There are secrets in the town of Bon Temps, ones that threaten those closest to Sookie—and could destroy her heart…

Sookie Stackhouse finds it easy to turn down the request of former barmaid Arlene when she wants her job back at Merlotte’s. After all, Arlene tried to have Sookie killed. But her relationship with Eric Northman is not so clearcut. He and his vampires are keeping their distance…and a cold silence. And when Sookie learns the reason why, she is devastated.

Then a shocking murder rocks Bon Temps, and Sookie is arrested for the crime.

But the evidence against Sookie is weak, and she makes bail. Investigating the killing, she’ll learn that what passes for truth in Bon Temps is only a convenient lie. What passes for justice is more spilled blood. And what passes for love is never enough…

I have finally taken the time to finish this series! Finally! The last two books were somewhat difficult to get through, not because they were bad but because they were sort of on autopilot the whole time and you could see all the loose ends being tied up too close everything out.
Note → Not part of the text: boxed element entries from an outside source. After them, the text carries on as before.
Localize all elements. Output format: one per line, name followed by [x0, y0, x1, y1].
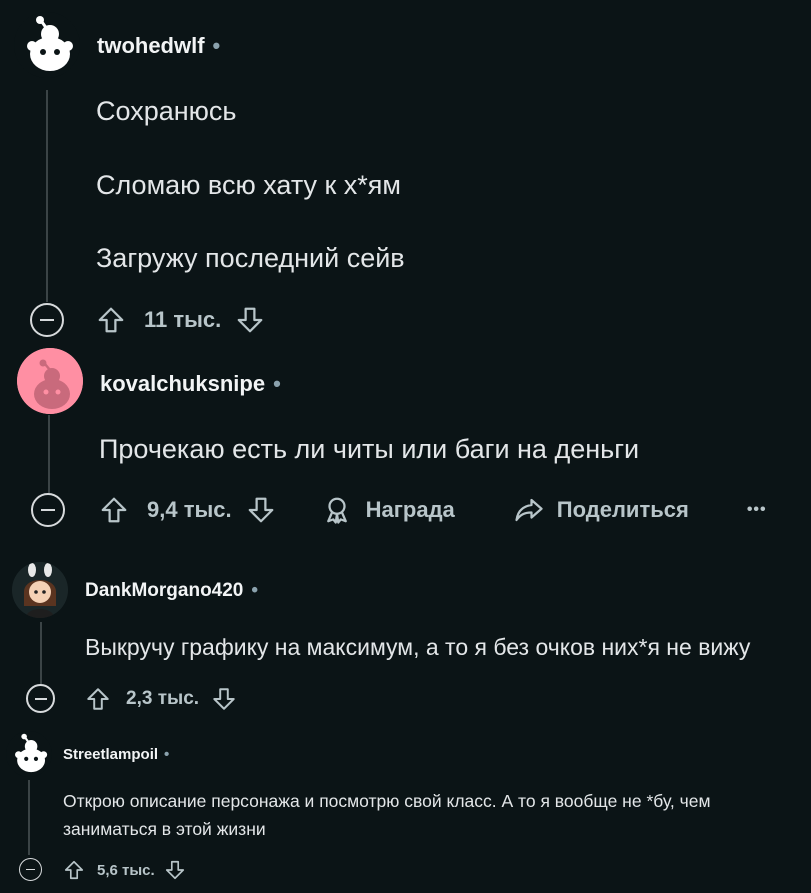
downvote-icon[interactable] — [235, 305, 265, 335]
avatar[interactable] — [12, 562, 68, 618]
username-text[interactable]: twohedwlf — [97, 33, 205, 58]
action-bar: 5,6 тыс. — [63, 858, 186, 882]
comment-line: Сломаю всю хату к х*ям — [96, 170, 401, 200]
downvote-icon[interactable] — [246, 495, 276, 525]
avatar[interactable] — [14, 12, 80, 78]
upvote-icon[interactable] — [85, 686, 111, 712]
separator-dot: • — [212, 33, 221, 58]
action-bar: 9,4 тыс. Награда Поделиться ••• — [99, 494, 767, 526]
vote-count: 5,6 тыс. — [97, 861, 155, 879]
thread-line — [40, 622, 42, 684]
collapse-button[interactable] — [26, 684, 55, 713]
comment-line: Открою описание персонажа и посмотрю сво… — [63, 791, 711, 811]
more-options-button[interactable]: ••• — [747, 501, 767, 519]
vote-count: 9,4 тыс. — [147, 497, 232, 522]
comment-line: Выкручу графику на максимум, а то я без … — [85, 634, 751, 660]
action-bar: 2,3 тыс. — [85, 684, 237, 713]
collapse-button[interactable] — [30, 303, 64, 337]
username-text[interactable]: DankMorgano420 — [85, 580, 243, 601]
award-button[interactable]: Награда — [322, 495, 455, 525]
avatar[interactable] — [6, 731, 52, 777]
action-bar: 11 тыс. — [96, 304, 265, 336]
comment-line: Загружу последний сейв — [96, 243, 405, 273]
upvote-icon[interactable] — [96, 305, 126, 335]
downvote-icon[interactable] — [164, 859, 186, 881]
separator-dot: • — [164, 746, 170, 763]
collapse-button[interactable] — [19, 858, 42, 881]
thread-line — [46, 90, 48, 302]
username[interactable]: Streetlampoil • — [63, 746, 169, 763]
collapse-button[interactable] — [31, 493, 65, 527]
downvote-icon[interactable] — [211, 686, 237, 712]
separator-dot: • — [251, 580, 259, 601]
award-icon — [322, 495, 352, 525]
share-icon — [513, 495, 545, 525]
avatar[interactable] — [17, 348, 83, 414]
username[interactable]: kovalchuksnipe • — [100, 371, 281, 397]
separator-dot: • — [273, 371, 281, 396]
thread-line — [28, 780, 30, 855]
vote-count: 11 тыс. — [144, 307, 222, 332]
upvote-icon[interactable] — [63, 859, 85, 881]
share-button[interactable]: Поделиться — [513, 495, 689, 525]
thread-line — [48, 415, 50, 493]
share-label: Поделиться — [556, 497, 689, 522]
comment-line: Сохранюсь — [96, 96, 237, 126]
username-text[interactable]: Streetlampoil — [63, 746, 158, 763]
comment-line: заниматься в этой жизни — [63, 819, 266, 839]
award-label: Награда — [365, 497, 455, 522]
vote-count: 2,3 тыс. — [126, 687, 200, 709]
comment-line: Прочекаю есть ли читы или баги на деньги — [99, 434, 640, 464]
username[interactable]: DankMorgano420 • — [85, 580, 258, 602]
username-text[interactable]: kovalchuksnipe — [100, 371, 265, 396]
username[interactable]: twohedwlf • — [97, 33, 220, 59]
upvote-icon[interactable] — [99, 495, 129, 525]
Dead Ever After is actually a decent send-off, throwing a few curveballs I didn’t see coming. Sookie has been through a lot over thirteen books and it’s really interesting to see how far she’s come, and how much she can handle now. I did like getting to see everyone and kind of comparing where everyone started vs where they’ve all ended up. I will say I can tell this series was something Harris wanted to be done. It’s been a long time coming and it’s sort of ‘tired’. The story itself is sort of fluttered between being boring and formulaic, and interesting and fun. I used to love the normalcy that Sookie maintained in her own home, but in the later books, I’ve grown tired of seeing her plot out meals and clean. A lot of the characters are on par with the way they’ve always been but some seem to act weird for the sake of making the story work…it wouldn’t be a problem if the it was something that stemmed from  more than closing the books out in a normal way.
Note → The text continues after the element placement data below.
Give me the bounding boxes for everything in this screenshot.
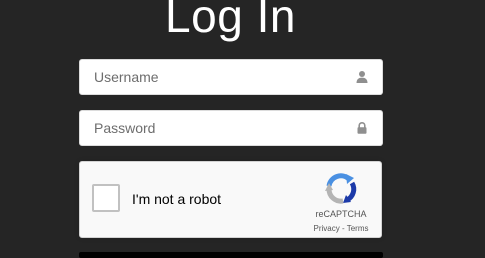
username-input[interactable] — [80, 60, 382, 94]
recaptcha-checkbox[interactable] — [92, 184, 120, 212]
link-separator: - — [339, 224, 347, 233]
recaptcha-links: Privacy - Terms — [306, 224, 376, 233]
username-field[interactable] — [79, 59, 383, 95]
lock-icon — [357, 121, 367, 134]
password-field[interactable] — [79, 110, 383, 146]
password-input[interactable] — [80, 111, 382, 145]
privacy-link[interactable]: Privacy — [314, 224, 340, 233]
recaptcha-label: I'm not a robot — [132, 191, 222, 207]
recaptcha-logo-icon — [325, 173, 357, 204]
recaptcha-brand: reCAPTCHA — [315, 209, 367, 219]
recaptcha-widget: I'm not a robot reCAPTCHA Privacy - Term… — [79, 161, 382, 238]
login-button[interactable] — [79, 252, 383, 258]
user-icon — [356, 71, 368, 83]
terms-link[interactable]: Terms — [347, 224, 369, 233]
page-title: Log In — [165, 0, 296, 42]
Sookie’s relationships have always been a focus (duh, paranormal romance) and while I’ve always enjoyed getting to know the different guys she’s dated…I had hope that for some reason the unlikely relationship of Sookie and Eric would pan out. I mean I’ve never seen it as a viable long term situation because Sookie has always been completely against being a vampire, which sort of shortens the likelihood of Eric sticking around when she starts getting older…but damn. I’m not mad at the direction the book went with this, I just wish it wasn’t something I saw coming.

Overall I’m glad I grabbed this one. I didn’t really enjoy the previous book a lot and I wasn’t sure I’d ever get around to Dead Ever After, but it was really nice to kind of see all of the characters off and close the perverbial cover on this story.